Doğal olarak yapılan uyarılar daha iyi karşılık bulur, alınan önlemlerin yaşama geçirilmesinde de sıkıntı yaşanmaz.

Sürekli “evde kalın” deniliyor.

İtiraz etmek olanaksız…

Yapılması gereken o…

Önemli ölçüde yapılıyor da…

Yalnız kolay değil…

Evlere kapalı kalmanın yarattığı sıkıntının yanı sıra bir de bugünkü durumun ve olabileceklerin bilinmemesinin yarattığı sıkıntı var.

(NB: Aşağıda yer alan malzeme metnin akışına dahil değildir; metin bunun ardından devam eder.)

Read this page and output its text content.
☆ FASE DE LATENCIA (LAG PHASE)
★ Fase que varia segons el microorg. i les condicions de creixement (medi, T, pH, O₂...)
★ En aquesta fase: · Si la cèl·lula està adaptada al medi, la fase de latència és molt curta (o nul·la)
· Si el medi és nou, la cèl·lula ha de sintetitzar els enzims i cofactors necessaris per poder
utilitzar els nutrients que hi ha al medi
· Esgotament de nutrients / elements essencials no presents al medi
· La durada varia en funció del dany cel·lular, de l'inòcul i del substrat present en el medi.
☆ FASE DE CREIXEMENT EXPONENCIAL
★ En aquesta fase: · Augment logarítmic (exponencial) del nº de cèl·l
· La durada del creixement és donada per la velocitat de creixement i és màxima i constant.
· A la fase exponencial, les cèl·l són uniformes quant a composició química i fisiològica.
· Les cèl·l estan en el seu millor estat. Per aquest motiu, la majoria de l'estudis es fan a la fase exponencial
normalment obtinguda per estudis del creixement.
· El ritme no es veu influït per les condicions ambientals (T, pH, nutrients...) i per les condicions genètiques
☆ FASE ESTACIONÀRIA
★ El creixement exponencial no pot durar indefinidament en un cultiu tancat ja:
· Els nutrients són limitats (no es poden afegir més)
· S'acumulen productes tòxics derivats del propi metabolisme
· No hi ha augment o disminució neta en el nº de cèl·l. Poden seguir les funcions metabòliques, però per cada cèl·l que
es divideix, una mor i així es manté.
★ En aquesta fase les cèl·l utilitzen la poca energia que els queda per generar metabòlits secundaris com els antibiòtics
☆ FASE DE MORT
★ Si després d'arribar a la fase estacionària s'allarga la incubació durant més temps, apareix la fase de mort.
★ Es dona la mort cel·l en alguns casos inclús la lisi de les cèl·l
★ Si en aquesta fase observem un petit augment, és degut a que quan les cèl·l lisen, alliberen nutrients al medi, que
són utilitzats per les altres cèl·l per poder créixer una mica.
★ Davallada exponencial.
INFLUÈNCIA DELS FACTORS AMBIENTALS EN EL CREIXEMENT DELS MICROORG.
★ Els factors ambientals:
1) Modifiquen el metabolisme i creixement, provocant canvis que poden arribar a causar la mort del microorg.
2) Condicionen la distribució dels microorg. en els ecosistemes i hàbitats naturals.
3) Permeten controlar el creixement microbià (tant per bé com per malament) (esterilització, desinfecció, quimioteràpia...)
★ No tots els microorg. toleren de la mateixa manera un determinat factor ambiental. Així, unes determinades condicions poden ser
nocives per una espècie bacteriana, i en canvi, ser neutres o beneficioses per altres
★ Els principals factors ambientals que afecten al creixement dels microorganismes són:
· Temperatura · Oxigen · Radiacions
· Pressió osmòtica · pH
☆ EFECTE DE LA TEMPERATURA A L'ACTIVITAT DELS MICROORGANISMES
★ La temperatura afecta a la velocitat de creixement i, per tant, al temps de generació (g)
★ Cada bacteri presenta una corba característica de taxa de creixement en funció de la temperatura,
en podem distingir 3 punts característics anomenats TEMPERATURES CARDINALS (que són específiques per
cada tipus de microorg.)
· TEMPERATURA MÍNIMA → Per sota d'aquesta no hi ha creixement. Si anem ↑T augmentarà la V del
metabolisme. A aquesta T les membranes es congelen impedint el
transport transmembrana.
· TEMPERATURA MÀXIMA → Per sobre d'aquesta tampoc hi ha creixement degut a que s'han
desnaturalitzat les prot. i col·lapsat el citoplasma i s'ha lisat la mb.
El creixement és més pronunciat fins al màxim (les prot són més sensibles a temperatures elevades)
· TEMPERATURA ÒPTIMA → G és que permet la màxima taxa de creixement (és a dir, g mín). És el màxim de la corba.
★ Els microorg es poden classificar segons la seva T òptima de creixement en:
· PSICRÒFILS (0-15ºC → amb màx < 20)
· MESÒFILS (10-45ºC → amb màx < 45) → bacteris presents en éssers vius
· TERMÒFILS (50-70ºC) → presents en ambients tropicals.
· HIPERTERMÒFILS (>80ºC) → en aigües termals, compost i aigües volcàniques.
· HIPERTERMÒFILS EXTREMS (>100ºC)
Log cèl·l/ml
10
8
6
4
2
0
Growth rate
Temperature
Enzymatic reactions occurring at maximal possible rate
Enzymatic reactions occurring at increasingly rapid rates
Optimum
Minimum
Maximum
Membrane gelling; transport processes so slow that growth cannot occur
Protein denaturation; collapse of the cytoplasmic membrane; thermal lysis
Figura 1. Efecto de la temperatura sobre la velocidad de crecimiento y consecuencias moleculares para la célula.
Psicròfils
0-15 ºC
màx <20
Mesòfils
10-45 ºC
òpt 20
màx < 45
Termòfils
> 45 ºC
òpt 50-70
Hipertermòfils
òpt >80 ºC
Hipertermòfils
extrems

“Bilgi kirliliği” de başlı başına büyük bir dert…

Aşmak da kolay değil…

İnsanlar doğal olarak hem bunalıyorlar, hem de geriliyorlar.

Tamam, sıkıntılar tamamen ortadan kaldırılamaz.

Ancak var olan tablo konusundaki belirsizlik ortadan kaldırılabilir.

Bu da son derece önemli…

Bunalan, gerilen insanlardan bu esirgenmemeli… Kamuoyu resmi bilgilerle donatılmalı…

Bu insanları belirsizlikten kurtaracağı gibi süreci yönetenlerin işini de kolaylaştırır.

Bugüne kadar yapılmadı.

Artık yapılmalı…

Hem “bu beladan hep birlikte mücadele ederek kurtulabiliriz” denilmiyor mu?

Deniliyor…

Denilenin olması için “hep birlikte doğru bilgelere sahip olunması” gerekmez mi?